Air Force needs more manpower to improve readiness

Three top Air Force generals told Congress that manpower issues were the greatest challenge to the organization’s readiness. While specific concerns varied be...

Three top Air Force generals told Congress that manpower issues were the greatest challenge to the organization’s readiness. While specific concerns varied between the USAF, the Reserves and the Air National Guard, each agreed that recruiting and retention is their top priority.

“Assessing and retaining more airmen is the first step to improve our readiness,” Maj. Gen. Scott West, deputy chief of staff for Operations for the Air Force, told the House Armed Services Subcommittee on Readiness during a March 22 hearing. “Today we need congressional support for an FY17 appropriation and amendment that accelerates our readiness recovery. Repeal of the budget control act and predictable future funding are critical to rebuilding military readiness.”

Lt. Gen. Maryanne Miller, chief of the Air Force Reserves, broke her manpower needs down a bit further.

“With respect to our personnel readiness challenges, I am focused on three main areas: the first being the pilot shortage, the second the shortfalls in full-time support, and finally, critical skills manning,” Miller said.

She explained that critical skills are career fields that do not have enough people to support them based on the demand — namely pilots on the officer side, and cyber, intelligence and Remote Piloted Aircraft Sensor operators on the enlisted side.

The Air Force has been losing pilots at a steady rate for quite some time.

Gen. David Goldfein, Air Force chief of staff, said last year there were several reasons for that: The operational tempo for combat pilots has been extremely high for two decades, the commercial airline industry has a strong appetite for new hires at the moment, and the Air Force hasn’t received permission to increase its combat pilot retention bonuses since 1999.

Currently, the Air Force is facing a shortfall of about 600 pilots.

“We are currently 300 pilots short across the Air Force Reserve,” Miller said. “Our percentage of part-time pilots are around 92 percent. It’s the full-time piece we’re struggling with right now. We’re roughly 66 percent manned on the full-time side, and that is due to the pull from airlines. And the second part of that is being able to compete in the salary range of the technician force. So where could we use your assistance? In relocation, retention and bonuses.”
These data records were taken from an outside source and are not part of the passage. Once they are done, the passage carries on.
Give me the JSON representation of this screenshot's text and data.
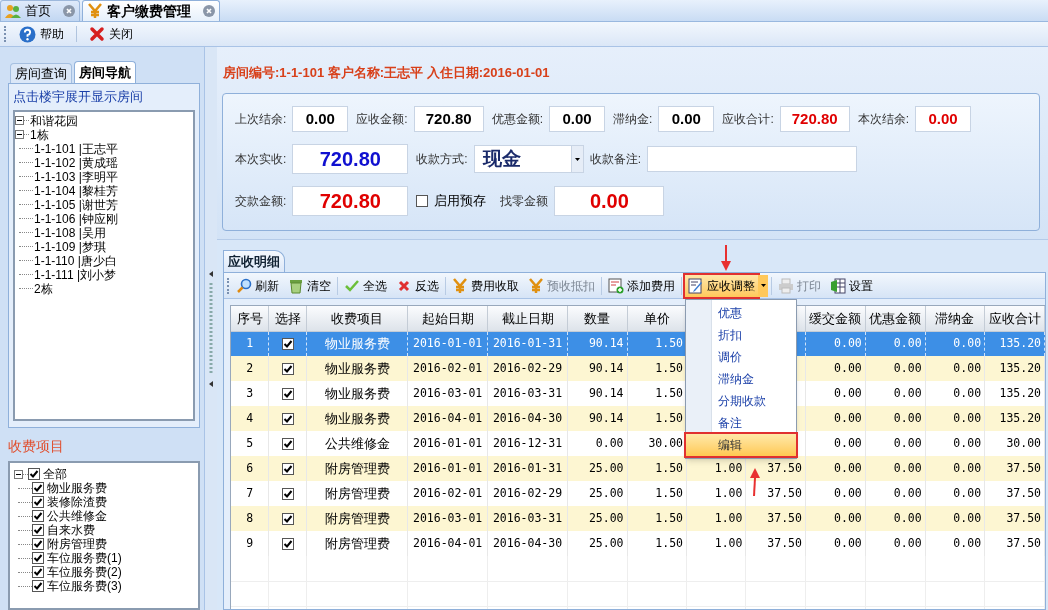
{
  "tabs": [
    {
      "label": "首页",
      "kind": "home",
      "selected": false
    },
    {
      "label": "客户缴费管理",
      "kind": "fee",
      "selected": true
    }
  ],
  "toolbar": [
    {
      "label": "帮助",
      "kind": "help"
    },
    {
      "label": "关闭",
      "kind": "close"
    }
  ],
  "left_panel": {
    "tabs": [
      {
        "label": "房间查询",
        "selected": false
      },
      {
        "label": "房间导航",
        "selected": true
      }
    ],
    "hint": "点击楼宇展开显示房间",
    "room_tree": [
      {
        "label": "和谐花园",
        "expanded": true,
        "children": [
          {
            "label": "1栋",
            "expanded": true,
            "children": [
              {
                "label": "1-1-101 |王志平"
              },
              {
                "label": "1-1-102 |黄成瑶"
              },
              {
                "label": "1-1-103 |李明平"
              },
              {
                "label": "1-1-104 |黎桂芳"
              },
              {
                "label": "1-1-105 |谢世芳"
              },
              {
                "label": "1-1-106 |钟应刚"
              },
              {
                "label": "1-1-108 |吴用"
              },
              {
                "label": "1-1-109 |梦琪"
              },
              {
                "label": "1-1-110 |唐少白"
              },
              {
                "label": "1-1-111 |刘小梦"
              }
            ]
          },
          {
            "label": "2栋"
          }
        ]
      }
    ],
    "fee_title": "收费项目",
    "fee_tree": [
      {
        "label": "全部",
        "checked": true,
        "expanded": true,
        "children": [
          {
            "label": "物业服务费",
            "checked": true
          },
          {
            "label": "装修除渣费",
            "checked": true
          },
          {
            "label": "公共维修金",
            "checked": true
          },
          {
            "label": "自来水费",
            "checked": true
          },
          {
            "label": "附房管理费",
            "checked": true
          },
          {
            "label": "车位服务费(1)",
            "checked": true
          },
          {
            "label": "车位服务费(2)",
            "checked": true
          },
          {
            "label": "车位服务费(3)",
            "checked": true
          }
        ]
      }
    ]
  },
  "info": "房间编号:1-1-101 客户名称:王志平 入住日期:2016-01-01",
  "form": {
    "rows": [
      [
        {
          "kind": "field",
          "label": "上次结余:",
          "value": "0.00",
          "color": "#000000",
          "large": false
        },
        {
          "kind": "field",
          "label": "应收金额:",
          "value": "720.80",
          "color": "#000000",
          "large": false
        },
        {
          "kind": "field",
          "label": "优惠金额:",
          "value": "0.00",
          "color": "#000000",
          "large": false
        },
        {
          "kind": "field",
          "label": "滞纳金:",
          "value": "0.00",
          "color": "#000000",
          "large": false
        },
        {
          "kind": "field",
          "label": "应收合计:",
          "value": "720.80",
          "color": "#e00000",
          "large": false
        },
        {
          "kind": "field",
          "label": "本次结余:",
          "value": "0.00",
          "color": "#e00000",
          "large": false
        }
      ],
      [
        {
          "kind": "field",
          "label": "本次实收:",
          "value": "720.80",
          "color": "#1010d0",
          "large": true
        },
        {
          "kind": "dropdown",
          "label": "收款方式:",
          "value": "现金"
        },
        {
          "kind": "field",
          "label": "收款备注:",
          "large": false
        }
      ],
      [
        {
          "kind": "field",
          "label": "交款金额:",
          "value": "720.80",
          "color": "#e00000",
          "large": true
        },
        {
          "kind": "checkbox",
          "label": "启用预存",
          "checked": false
        },
        {
          "kind": "field",
          "label": "找零金额",
          "value": "0.00",
          "color": "#e00000",
          "large": true
        }
      ]
    ]
  },
  "detail": {
    "tab": "应收明细",
    "toolbar": [
      {
        "label": "刷新",
        "kind": "refresh",
        "disabled": false,
        "active": false
      },
      {
        "label": "清空",
        "kind": "clear",
        "disabled": false,
        "active": false
      },
      {
        "label": "全选",
        "kind": "select_all",
        "disabled": false,
        "active": false
      },
      {
        "label": "反选",
        "kind": "invert",
        "disabled": false,
        "active": false
      },
      {
        "label": "费用收取",
        "kind": "collect",
        "disabled": false,
        "active": false
      },
      {
        "label": "预收抵扣",
        "kind": "collect",
        "disabled": true,
        "active": false
      },
      {
        "label": "添加费用",
        "kind": "add",
        "disabled": false,
        "active": false
      },
      {
        "label": "应收调整",
        "kind": "adjust",
        "disabled": false,
        "active": true,
        "menu": [
          {
            "label": "优惠",
            "selected": false
          },
          {
            "label": "折扣",
            "selected": false
          },
          {
            "label": "调价",
            "selected": false
          },
          {
            "label": "滞纳金",
            "selected": false
          },
          {
            "label": "分期收款",
            "selected": false
          },
          {
            "label": "备注",
            "selected": false
          },
          {
            "label": "编辑",
            "selected": true
          }
        ]
      },
      {
        "label": "打印",
        "kind": "print",
        "disabled": true,
        "active": false
      },
      {
        "label": "设置",
        "kind": "settings",
        "disabled": false,
        "active": false
      }
    ],
    "table": {
      "columns": [
        "序号",
        "选择",
        "收费项目",
        "起始日期",
        "截止日期",
        "数量",
        "单价",
        null,
        null,
        "缓交金额",
        "优惠金额",
        "滞纳金",
        "应收合计"
      ],
      "rows": [
        {
          "selected": true,
          "checked": true,
          "cells": [
            "1",
            "",
            "物业服务费",
            "2016-01-01",
            "2016-01-31",
            "90.14",
            "1.50",
            null,
            null,
            "0.00",
            "0.00",
            "0.00",
            "135.20"
          ]
        },
        {
          "selected": false,
          "checked": true,
          "cells": [
            "2",
            "",
            "物业服务费",
            "2016-02-01",
            "2016-02-29",
            "90.14",
            "1.50",
            null,
            null,
            "0.00",
            "0.00",
            "0.00",
            "135.20"
          ]
        },
        {
          "selected": false,
          "checked": true,
          "cells": [
            "3",
            "",
            "物业服务费",
            "2016-03-01",
            "2016-03-31",
            "90.14",
            "1.50",
            null,
            null,
            "0.00",
            "0.00",
            "0.00",
            "135.20"
          ]
        },
        {
          "selected": false,
          "checked": true,
          "cells": [
            "4",
            "",
            "物业服务费",
            "2016-04-01",
            "2016-04-30",
            "90.14",
            "1.50",
            null,
            null,
            "0.00",
            "0.00",
            "0.00",
            "135.20"
          ]
        },
        {
          "selected": false,
          "checked": true,
          "cells": [
            "5",
            "",
            "公共维修金",
            "2016-01-01",
            "2016-12-31",
            "0.00",
            "30.00",
            null,
            null,
            "0.00",
            "0.00",
            "0.00",
            "30.00"
          ]
        },
        {
          "selected": false,
          "checked": true,
          "cells": [
            "6",
            "",
            "附房管理费",
            "2016-01-01",
            "2016-01-31",
            "25.00",
            "1.50",
            "1.00",
            "37.50",
            "0.00",
            "0.00",
            "0.00",
            "37.50"
          ]
        },
        {
          "selected": false,
          "checked": true,
          "cells": [
            "7",
            "",
            "附房管理费",
            "2016-02-01",
            "2016-02-29",
            "25.00",
            "1.50",
            "1.00",
            "37.50",
            "0.00",
            "0.00",
            "0.00",
            "37.50"
          ]
        },
        {
          "selected": false,
          "checked": true,
          "cells": [
            "8",
            "",
            "附房管理费",
            "2016-03-01",
            "2016-03-31",
            "25.00",
            "1.50",
            "1.00",
            "37.50",
            "0.00",
            "0.00",
            "0.00",
            "37.50"
          ]
        },
        {
          "selected": false,
          "checked": true,
          "cells": [
            "9",
            "",
            "附房管理费",
            "2016-04-01",
            "2016-04-30",
            "25.00",
            "1.50",
            "1.00",
            "37.50",
            "0.00",
            "0.00",
            "0.00",
            "37.50"
          ]
        }
      ]
    }
  }
}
Meanwhile, Lt. Gen. Scott Rice, director of the Air National Guard, said he would like to grow his force from 106,000 to 110,000, with most of the increase devoted to maintenance.

The Air Force told Congress in 2016 that it was short about 4,000 maintainers, airmen who care for military aircraft and their components. In February 2017, it said that shortage was down to 3,400 with plans to reach full staffing by 2020 or 2021, but hiring isn’t its only issue.
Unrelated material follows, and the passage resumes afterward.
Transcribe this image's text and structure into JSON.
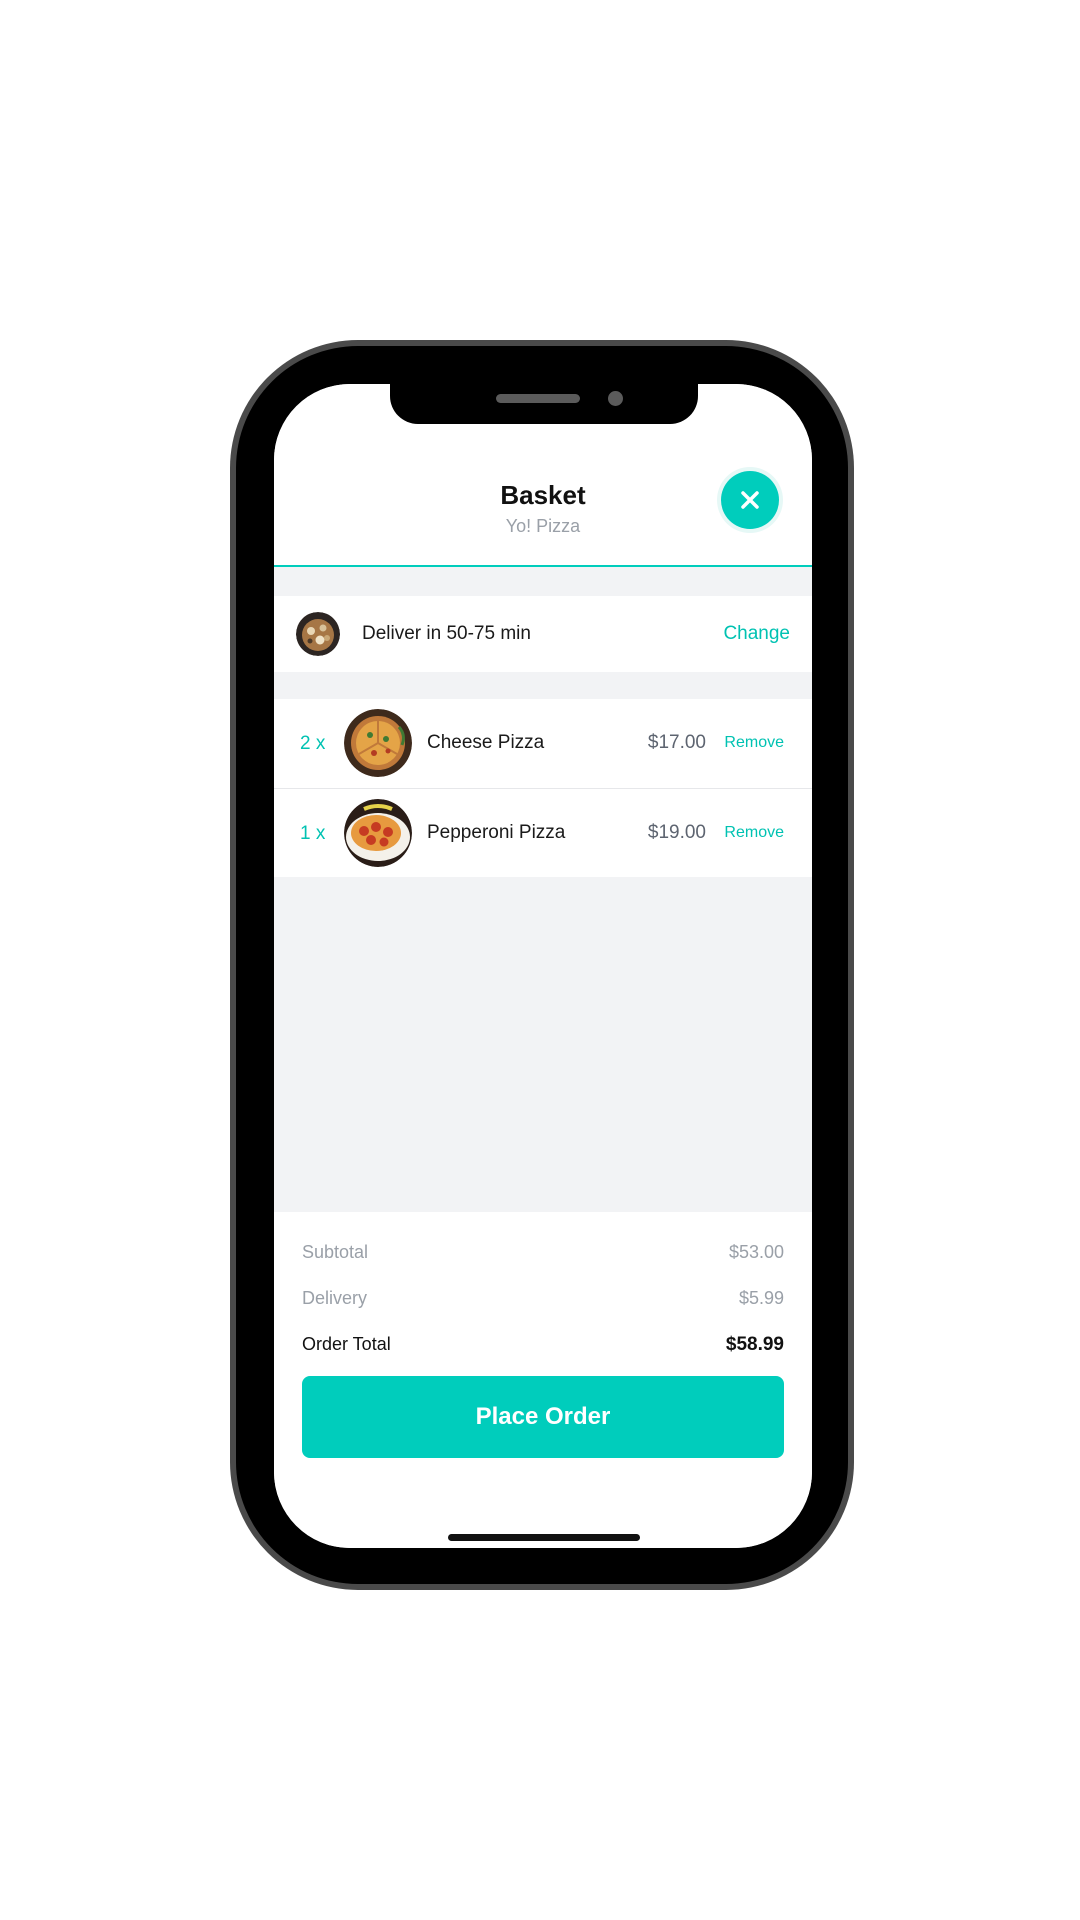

The positions are filled by young, inexperienced workers, who need training before they can handle the responsibility of caring for complex weapons systems. That training takes years.

And the lack of maintainers is connected to yet another issue affecting Air Force readiness: the status of its planes. Right now, West said, the Air Force has only 5,500 planes, down from 8,100. The average age of those planes is 27-years old.

“Given that the age of the aircraft and parts obsolescence and that older aircraft tend to fail in newer ways, it’s more difficult to make them available for training, which affects our readiness,” West said. “Coupled with our shortage of maintainers to be able to generate sorties to improve our readiness and enable us to train for a full spectrum of operations, it exacerbates the issue with sustaining older fleets with less than the required manning in order to achieve the readiness levels that we need to.”

Finally, West said that the Air Force is putting too much money into maintaining excess infrastructure, which currently stands at about 25 percent of the service’s total infrastructure.

“If the Congress supported Air Force growth to 350,000, we would still have 24 percent excess infrastructure capacity,” West said. “Today we have a backlog of $25 billion in either MilCon or Facilities Sustainment, Restoration and Modernization. If we were to be able to apply $1 billion per year, it would just arrest the decline of what we have to do to keep facilities up to proper standards.”

He said that money could be going to modernizing aircraft or increasing end strength instead.

“Our total obligation authority is limited, so we have to make tough choices,” West said.

He recommended another round of base realignment and closures to rid the service of some of its excess infrastructure.

But Miller emphasized that the primary problem remains convincing airmen to stick around, rather than taking their skills elsewhere for more money after completing their training.

“Recruiting is really not the issue,” she said. “We can get them in the door. On the active component time, they’re coming in to the Air Force, they’re coming into pilot training on the Reserve side. I fill all my quotas. It’s retaining them. It’s a retention issue.”